Buat ngrasain penjual yang judes, warga Ponorogo nggak perlu ke Karen’s Diner. Kadohan. Cukup ke warung pecel Bangjo saja, sudah mewakili.
Sehabis menonton malam perayaan hari jadi Kabupaten Ponorogo beberapa waktu lalu, saya dan kedua teman saya memutuskan untuk makan sebelum pulang. Habis berdiri dan turut bernyanyi dengan durasi yang cukup lama ternyata menguras habis tenaga kami. Sepakat, kami memilih menyantap pecel, meski jam sudah menunjukkan pukul setengah sebelas malam.

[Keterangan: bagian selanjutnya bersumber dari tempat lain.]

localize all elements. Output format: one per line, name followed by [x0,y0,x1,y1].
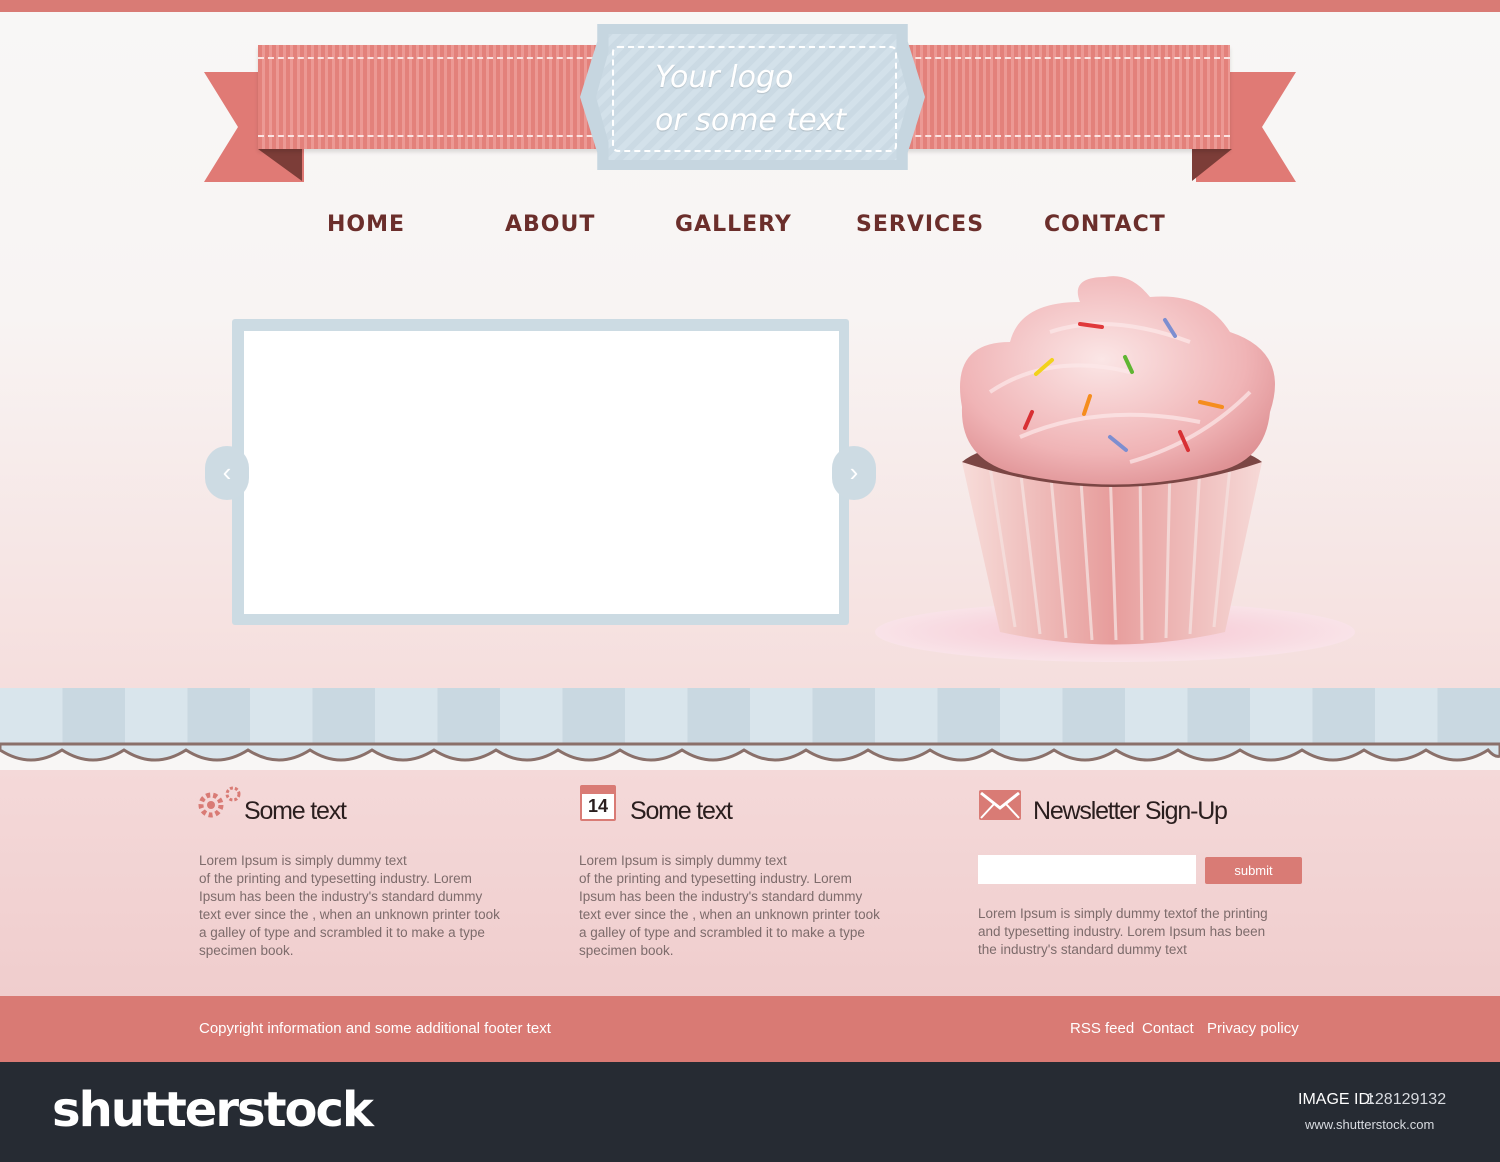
cupcake-illustration [875,276,1355,662]
nav-about[interactable]: ABOUT [505,212,595,237]
chevron-right-icon: › [849,457,859,487]
calendar-icon: 14 [580,785,616,821]
text-line: of the printing and typesetting industry… [579,871,852,886]
text-line: Lorem Ipsum is simply dummy text [199,853,407,868]
column-2-title: Some text [630,797,733,825]
logo[interactable]: Your logo or some text [655,56,885,142]
scalloped-awning [0,688,1500,762]
text-line: Lorem Ipsum is simply dummy text [579,853,787,868]
ribbon-fold-left [258,149,302,181]
text-line: the industry's standard dummy text [978,942,1187,957]
text-line: of the printing and typesetting industry… [199,871,472,886]
nav-contact[interactable]: CONTACT [1044,212,1166,237]
footer-link-rss[interactable]: RSS feed [1070,1020,1134,1037]
text-line: and typesetting industry. Lorem Ipsum ha… [978,924,1266,939]
footer-link-privacy[interactable]: Privacy policy [1207,1020,1299,1037]
slider-viewport[interactable] [244,331,839,614]
newsletter-submit-button[interactable]: submit [1205,857,1302,884]
footer-copyright: Copyright information and some additiona… [199,1020,551,1037]
text-line: text ever since the , when an unknown pr… [199,907,500,922]
column-2-text: Lorem Ipsum is simply dummy text of the … [579,852,899,960]
nav-home[interactable]: HOME [327,212,405,237]
text-line: a galley of type and scrambled it to mak… [199,925,485,940]
text-line: Ipsum has been the industry's standard d… [199,889,483,904]
text-line: specimen book. [579,943,674,958]
shutterstock-logo: shutterstock [52,1082,374,1138]
calendar-day: 14 [587,796,609,816]
image-id: 128129132 [1366,1091,1447,1108]
logo-line-1: Your logo [655,60,794,95]
column-1-title: Some text [244,797,347,825]
nav-gallery[interactable]: GALLERY [675,212,792,237]
text-line: Lorem Ipsum is simply dummy textof the p… [978,906,1268,921]
gears-icon [198,786,241,818]
nav-services[interactable]: SERVICES [856,212,984,237]
chevron-left-icon: ‹ [222,457,232,487]
text-line: a galley of type and scrambled it to mak… [579,925,865,940]
column-1-text: Lorem Ipsum is simply dummy text of the … [199,852,519,960]
logo-line-2: or some text [655,103,847,138]
text-line: text ever since the , when an unknown pr… [579,907,880,922]
ribbon-fold-right [1192,149,1232,181]
newsletter-email-input[interactable] [978,855,1196,884]
slider-prev-button[interactable]: ‹ [205,446,249,500]
stock-url: www.shutterstock.com [1305,1117,1435,1132]
text-line: Ipsum has been the industry's standard d… [579,889,863,904]
image-id-label: IMAGE ID: [1298,1091,1375,1108]
newsletter-text: Lorem Ipsum is simply dummy textof the p… [978,905,1298,959]
footer-link-contact[interactable]: Contact [1142,1020,1194,1037]
newsletter-title: Newsletter Sign-Up [1033,797,1228,825]
top-strip [0,0,1500,12]
envelope-icon [979,790,1021,820]
text-line: specimen book. [199,943,294,958]
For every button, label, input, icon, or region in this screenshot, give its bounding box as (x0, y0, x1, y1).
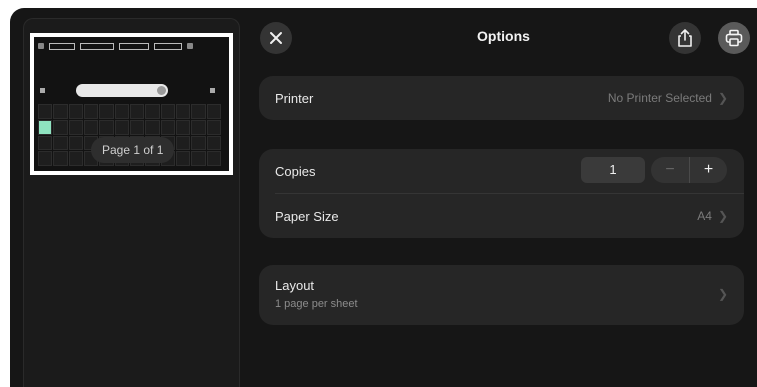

Dengan sigap, kami berkendara menuju salah satu warung pecel di sudut kota. Warung Pecel Bangjo, begitu nama yang tercatat di Google Maps. Memang, letaknya tidak jauh dari salah satu lampu lalu lintas. Tapi, kami lebih sering menyebutnya Warung Pecel Jeruksing karena letaknya yang juga berada di daerah bernama Jeruksing.
Sampai di sana, ternyata ada banyak orang yang sama laparnya dengan kami. Tampak cukup banyak orang berkerumun untuk antre di dekat si pemilik, sekaligus peracik pecel. Sebelum kehabisan tempat duduk, saya berinisiatif untuk mencari tempat. Sementara, satu teman saya tugasi untuk memesan tiga porsi pecel khas Ponorogo beserta minumannya. Namun, saat menyusul saya di tempat duduk, dengan wajah malas, dia berkata, “Aku pesen gak disauri.”
Warung pecel terunik di Ponorogo
Stop, simpan saja rasa kagetmu, kawan. Memang, warung ini cukup unik. Setahu saya, mayoritas warung pecel di Ponorogo beroperasi di pagi hingga siang hari. Sebab, pecel cukup akrab disantap sebagai menu sarapan masyarakat. Tapi, Warung Pecel Jeruksing ini justru mulai buka di malam hari, kisaran jam 8 malam hingga dini hari. Selain itu, pelayanannya juga tidak kalah unik; cuek dan terkesan kurang friendly.
Lho, warung yang berhadapan langsung dengan pelanggan kok malah pelayanannya nggak friendly? Ya, memang itu ciri khasnya. Dulu, saya sempat berpikir bahwa mungkin pemilik dan pegawai warung pecel di Ponorogo ini memang sudah kelewat lelah melayani pelanggan sehingga bersikap cuek. Soalnya, saya selalu berkunjung di atas jam 10 malam. Tapi, saat saya berkunjung belum larut malam pun, ternyata pelayanannya sama saja, hahaha.
Baca halaman selanjutnya: Jangan harap pesanan langsung diantar ke meja…
Selama memesan, kita juga harus ekstra sabar. Dengan kondisi warung yang ramai sedang, jangan harap pesanan akan diantar ke meja kalian. Mau tidak mau, kalian harus menunggu di dekat si pemilik agar cepat dapat bagian. Kalau cuma duduk-duduk, sih, dijamin bakal kelaparan. Soale, pasti lama!
Oiya, satu hal yang perlu kalian ingat, jangan memesan sampai dua kali. Meski tampak cuek dan nggak peduli, sebenarnya mereka ini juga tetap fokus pada pesanan para pelanggan. Mereka ingat harus membuat berapa porsi pecel dan minumannya. Saya pernah, karena sedikit nggak sabar, sampai mengulang pesanan. Alhasil, justru saya yang kena marah. Sudah lapar, masih kena semprot juga. Hadeh, sabar-sabar. Ponorogo punya ini, Bos.
Karen’s Diner kearifan lokal
Kalau begini, saya jadi teringat dengan restoran Karen’s Diner yang beberapa waktu lalu sempat viral. Soalnya, restoran ini pun melayani dengan “tidak friendly” sehingga memberikan pengalaman berbeda bagi para pelanggannya. Dan, terbukti bahwa banyak orang merasa terhibur dengan konsep yang unik ini. Yah, meskipun ada beberapa orang yang baper beneran dan sampai marah-marah beneran juga, sih.
Jadi, kalau kalian pengen merasakan pengalaman unik serupa, tidak perlu jauh-jauh ke Karen’s Diner, deh. Mampir saja ke Warung Pecel Bangjo di Ponorogo ini. Selain sebagai wahana uji kesabaran, pecel di sini juga worth it, kok. Dengan Rp6000 saja, kita sudah bisa mendapatkan satu porsi pecel yang mengenyangkan dengan satu gorengan sebagai pelengkap. Adapun minumannya, hanya berkisar di bawah Rp5000 per gelasnya. Murah, bukan? Nah, orang-orang yang ngaku sabar, monggo mampir.